Sports

Student-athletes should be allowed to major in professional sports

Audiences laughed at the immaturity of Boobie Miles in the movie “Friday Night Lights” when the star running back said he was getting straight-A’s in his only subject, football.

Media members and fans lambasted Ohio State quarterback Cardale Jones after the freshman asked why football players needed to go to class when they didn’t go to college to “play school.”

But it turns out, the football players were probably right. It’s time to allow varsity collegiate athletes to major in professional athletics.

Universities insist on the importance of the STUDENT-athlete. However, they continue to make things harder on athletes than any other segment of the student body.

No other student is prevented from taking classes and studying for their future profession. Students who want to become journalists are encouraged to major in journalism in college. Future engineers major in engineering. Even art history, classic lit, and geology majors are given the opportunity to focus on their interests while “adults” snicker about the lack of viable careers in their future.

But students who want to become professional athletes are forced into the song and dance of another major. That’s not to say athletes should be allowed to spend their entire time watching game tape and running drills. Like every other student, they would be required to attend classes and meet conditions within their major. But those classes would be tailored to a student who may have a significantly different future than a standard communications major.

What majoring in sports could look like

Like every other major, this would have its limitations. Only students participating in a varsity sport would be allowed, but not required, to major in professional athletics.

The major, in theory, would include a wide variety of classes that a professional athlete would need some grasp of to find success during and after their career. This would include, but not be limited to: journalism, marketing, accounting, kinesiology, and business courses. After completing the into classes like accounting 101, marketing 101 among others, students would be able to specialize in any of the topics they find most interesting or appealing.

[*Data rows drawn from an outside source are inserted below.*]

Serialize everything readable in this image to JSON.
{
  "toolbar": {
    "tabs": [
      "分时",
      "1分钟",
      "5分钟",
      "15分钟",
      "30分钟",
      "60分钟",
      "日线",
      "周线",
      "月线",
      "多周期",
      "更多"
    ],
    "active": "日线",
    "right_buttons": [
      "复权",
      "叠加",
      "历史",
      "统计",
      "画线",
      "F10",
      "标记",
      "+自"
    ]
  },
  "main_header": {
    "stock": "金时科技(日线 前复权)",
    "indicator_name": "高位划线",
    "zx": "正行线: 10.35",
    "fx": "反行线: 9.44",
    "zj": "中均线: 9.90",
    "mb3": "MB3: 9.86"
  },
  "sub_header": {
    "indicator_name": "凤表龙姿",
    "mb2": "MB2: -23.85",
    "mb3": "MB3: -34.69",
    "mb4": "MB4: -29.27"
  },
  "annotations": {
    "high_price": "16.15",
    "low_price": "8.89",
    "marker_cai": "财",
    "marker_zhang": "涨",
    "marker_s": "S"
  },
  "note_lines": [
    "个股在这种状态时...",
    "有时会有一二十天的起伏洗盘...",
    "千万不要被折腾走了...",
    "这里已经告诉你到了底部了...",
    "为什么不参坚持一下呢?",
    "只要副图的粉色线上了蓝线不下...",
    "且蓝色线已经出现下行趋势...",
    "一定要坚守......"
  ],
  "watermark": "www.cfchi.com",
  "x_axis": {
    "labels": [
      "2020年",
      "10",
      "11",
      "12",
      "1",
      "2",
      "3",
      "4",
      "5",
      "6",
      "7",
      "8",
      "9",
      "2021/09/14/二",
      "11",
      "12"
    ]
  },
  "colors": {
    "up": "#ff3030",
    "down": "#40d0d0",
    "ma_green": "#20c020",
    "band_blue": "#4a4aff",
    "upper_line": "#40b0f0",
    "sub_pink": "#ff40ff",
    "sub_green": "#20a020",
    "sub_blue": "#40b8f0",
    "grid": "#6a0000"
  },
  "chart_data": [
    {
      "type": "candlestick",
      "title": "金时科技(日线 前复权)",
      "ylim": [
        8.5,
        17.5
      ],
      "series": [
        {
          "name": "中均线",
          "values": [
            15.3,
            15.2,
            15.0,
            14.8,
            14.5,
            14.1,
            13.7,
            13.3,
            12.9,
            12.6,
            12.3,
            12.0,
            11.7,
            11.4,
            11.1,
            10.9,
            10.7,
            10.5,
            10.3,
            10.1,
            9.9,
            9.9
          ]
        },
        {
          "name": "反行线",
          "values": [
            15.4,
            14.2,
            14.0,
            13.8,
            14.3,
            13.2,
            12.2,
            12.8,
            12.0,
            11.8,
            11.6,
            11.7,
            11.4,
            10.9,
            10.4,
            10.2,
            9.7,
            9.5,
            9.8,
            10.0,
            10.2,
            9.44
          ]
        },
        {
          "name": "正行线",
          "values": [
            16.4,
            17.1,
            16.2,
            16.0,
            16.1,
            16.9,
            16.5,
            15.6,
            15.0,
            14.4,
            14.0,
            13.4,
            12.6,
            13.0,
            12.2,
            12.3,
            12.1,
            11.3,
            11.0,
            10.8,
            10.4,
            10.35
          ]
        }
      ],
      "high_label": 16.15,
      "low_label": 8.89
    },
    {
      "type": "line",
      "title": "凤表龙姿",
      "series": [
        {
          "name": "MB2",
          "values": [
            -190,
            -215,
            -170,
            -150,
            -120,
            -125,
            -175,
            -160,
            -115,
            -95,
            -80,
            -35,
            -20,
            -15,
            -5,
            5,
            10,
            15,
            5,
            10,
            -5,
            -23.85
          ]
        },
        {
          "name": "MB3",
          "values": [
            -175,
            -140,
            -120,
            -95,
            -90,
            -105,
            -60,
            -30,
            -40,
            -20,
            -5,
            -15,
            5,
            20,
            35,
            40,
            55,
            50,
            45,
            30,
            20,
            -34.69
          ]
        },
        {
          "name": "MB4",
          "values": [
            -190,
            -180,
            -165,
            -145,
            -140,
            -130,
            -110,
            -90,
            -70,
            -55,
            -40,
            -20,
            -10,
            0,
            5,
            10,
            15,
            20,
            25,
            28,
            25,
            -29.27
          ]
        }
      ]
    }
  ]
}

These courses would allow the student to theoretically be better prepared for the social and career difficulties that so many young athletes struggle with out of college, like handling millions of dollars in an instant or navigating the social responsibilities of being out on a Saturday night. It would also prepare them for a career after athletics. There could also be hyper-specific courses that aren’t applicable to most of the outside student body. For instance, learning time management and how to deal with friends and family after a big contract are key aspects of professional sports that aren’t taught to college students.

As the NCAA was always so eager to point out, most student-athletes go pro in something other than sports. But while in school, it’s difficult to tell any young athlete that they have no chance of chasing a pro career. This major would allow those students to not only chase their dream, but give them a fall back base of knowledge if they don’t sign a pro contract. Worst case scenario, they care a little more about their classes and don’t get blind-sided by the “real world.”

Athletes will still be mixed in with much of the regular student population for intro and low-level courses, as it is with any major. But as they progress through school, these classes will be limited to only varsity athletes. Yes, the future still looks dramatically different for the star quarterback compared to the backup longsnapper, or even the Olympic sport athletes that has no professional athletics opportunities. However, this major would still give those students a chance to better learn the professional sports world, in case they wish to enter a career tangentially connected to pro sports.

With NIL laws in place, the facade of complete amateurism is gone. Now the federal government and the National Labor Relations Board are focusing on the labor rights of athletes. Schools need to stop pretending athletes are somehow both primarily there for an education and unable to prepare for a post-collegiate job. If anything, offering athletes a chance to learn how to be best prepared for a pro career would make college athletics even more desirable. After all, isn’t that the whole point of the NCAA?